Because traumatic events usually happen unprepared, they are difficult or impossible to influence and thus to prevent. Prevention here is only possible to a limited extent by avoiding certain situations from the outset or by taking special care to avoid them. The situation is different in the case of persistent stress or anxiety disorders. If this danger exists, preventive action can be taken through targeted behavioral training or a change in life circumstances.

Aftercare

Nervous breakdown requires consistent aftercare to create the optimal conditions to prevent relapse. This can be designed in collaboration with a psychologist, but also the family doctor. In this context, it is important to know how intense the nervous breakdown was, whether it can be linked to a specific experience or is an expression of a permanent stress, and whether it is the first time or has occurred more frequently. These are all factors that are taken into account in an individualized aftercare concept. In the case of a specific triggering event for the nervous breakdown, discussions with friends and family often help with regard to sustainable processing. If the cause is, for example, permanent stress at work or in everyday life, aftercare includes reducing these stress factors as best as possible. Aftercare should also provide the necessary rest for regeneration and gradually restore the patient’s ability to cope with stress. Relaxation exercises and sports are often very helpful. In the sporting field, gentle endurance training without any overload is possible, but games without any competitive character are also ideal. In the relaxation area, PMR (progressive muscle relaxation) is recommended, as is autogenic training. Problems falling asleep can be reduced with fantasy journeys or soothing music. Yoga also rebalances the mind, spirit and body through physical and breathing exercises, relaxation and meditation.

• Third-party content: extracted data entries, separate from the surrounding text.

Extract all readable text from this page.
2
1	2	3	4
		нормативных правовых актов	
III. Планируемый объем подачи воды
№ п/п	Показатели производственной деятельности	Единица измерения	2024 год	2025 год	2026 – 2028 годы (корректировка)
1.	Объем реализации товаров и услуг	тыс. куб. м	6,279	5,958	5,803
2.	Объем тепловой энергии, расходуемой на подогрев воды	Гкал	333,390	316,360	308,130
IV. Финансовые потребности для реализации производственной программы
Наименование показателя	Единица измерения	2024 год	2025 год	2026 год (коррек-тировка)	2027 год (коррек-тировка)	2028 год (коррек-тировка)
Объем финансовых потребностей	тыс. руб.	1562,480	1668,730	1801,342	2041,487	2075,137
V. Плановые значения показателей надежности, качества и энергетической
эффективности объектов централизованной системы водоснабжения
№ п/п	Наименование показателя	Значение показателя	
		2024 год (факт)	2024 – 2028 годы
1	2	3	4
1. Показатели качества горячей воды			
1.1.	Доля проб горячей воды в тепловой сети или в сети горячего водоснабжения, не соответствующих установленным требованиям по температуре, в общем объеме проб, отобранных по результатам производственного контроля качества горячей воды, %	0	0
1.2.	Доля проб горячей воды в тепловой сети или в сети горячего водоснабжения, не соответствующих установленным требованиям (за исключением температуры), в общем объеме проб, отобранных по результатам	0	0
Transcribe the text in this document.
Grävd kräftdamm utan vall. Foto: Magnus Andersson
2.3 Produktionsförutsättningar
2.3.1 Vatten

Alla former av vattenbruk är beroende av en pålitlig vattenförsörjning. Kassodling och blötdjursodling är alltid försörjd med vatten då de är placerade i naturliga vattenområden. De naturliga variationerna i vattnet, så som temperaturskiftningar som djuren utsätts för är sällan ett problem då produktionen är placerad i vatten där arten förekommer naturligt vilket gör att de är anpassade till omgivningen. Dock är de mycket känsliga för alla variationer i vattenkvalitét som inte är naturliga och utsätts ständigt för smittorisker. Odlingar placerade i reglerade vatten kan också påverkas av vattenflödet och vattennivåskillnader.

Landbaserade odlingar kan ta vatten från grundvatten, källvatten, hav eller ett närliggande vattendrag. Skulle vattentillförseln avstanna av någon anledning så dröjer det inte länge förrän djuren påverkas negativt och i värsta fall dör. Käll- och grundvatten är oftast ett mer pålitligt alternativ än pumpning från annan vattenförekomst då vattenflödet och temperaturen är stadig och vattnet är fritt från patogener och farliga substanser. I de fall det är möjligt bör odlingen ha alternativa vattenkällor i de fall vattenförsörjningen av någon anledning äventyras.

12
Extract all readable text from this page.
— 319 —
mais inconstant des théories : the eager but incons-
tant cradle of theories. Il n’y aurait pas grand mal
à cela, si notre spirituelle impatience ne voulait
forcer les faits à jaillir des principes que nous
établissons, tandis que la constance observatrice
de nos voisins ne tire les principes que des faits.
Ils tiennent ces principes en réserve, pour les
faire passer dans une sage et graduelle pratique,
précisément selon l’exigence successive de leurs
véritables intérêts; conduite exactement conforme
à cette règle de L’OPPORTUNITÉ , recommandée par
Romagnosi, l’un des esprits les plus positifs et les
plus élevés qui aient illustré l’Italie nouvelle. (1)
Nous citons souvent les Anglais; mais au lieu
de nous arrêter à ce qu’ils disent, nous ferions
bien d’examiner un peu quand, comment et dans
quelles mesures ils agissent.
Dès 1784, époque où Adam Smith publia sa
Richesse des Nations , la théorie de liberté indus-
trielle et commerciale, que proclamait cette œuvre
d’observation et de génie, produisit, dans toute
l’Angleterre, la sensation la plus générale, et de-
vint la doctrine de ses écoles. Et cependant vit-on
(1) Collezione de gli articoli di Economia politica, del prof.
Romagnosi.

Here’s what you can do yourself

Listening into your own psyche and paying attention to physical reactions and moods is especially important when there is a threat of overwork due to professional or personal stress.If it is foreseeable that a stressful situation will last longer, one should try to avoid this situation, create retreat points or at least allow oneself sufficient rest. It is very important to get enough sleep; going to bed early and relaxing by reading offer significant improvement with comparatively little effort. A short time out often significantly reduces stress and helps to find new ways and new strength. Therefore, planned relaxation breaks through sports or a hobby are very important for a positive general condition. In the case of acute stress reactions, herbal sedatives from the pharmacy can also be used. Among others, remedies with valerian or hops are well suited. In more severe cases, a prescription sedative with a relaxing and calming effect can also help in the short term. Since the active ingredients produce a dependence in the long term, this measure should only be resorted to in individual and absolute emergencies.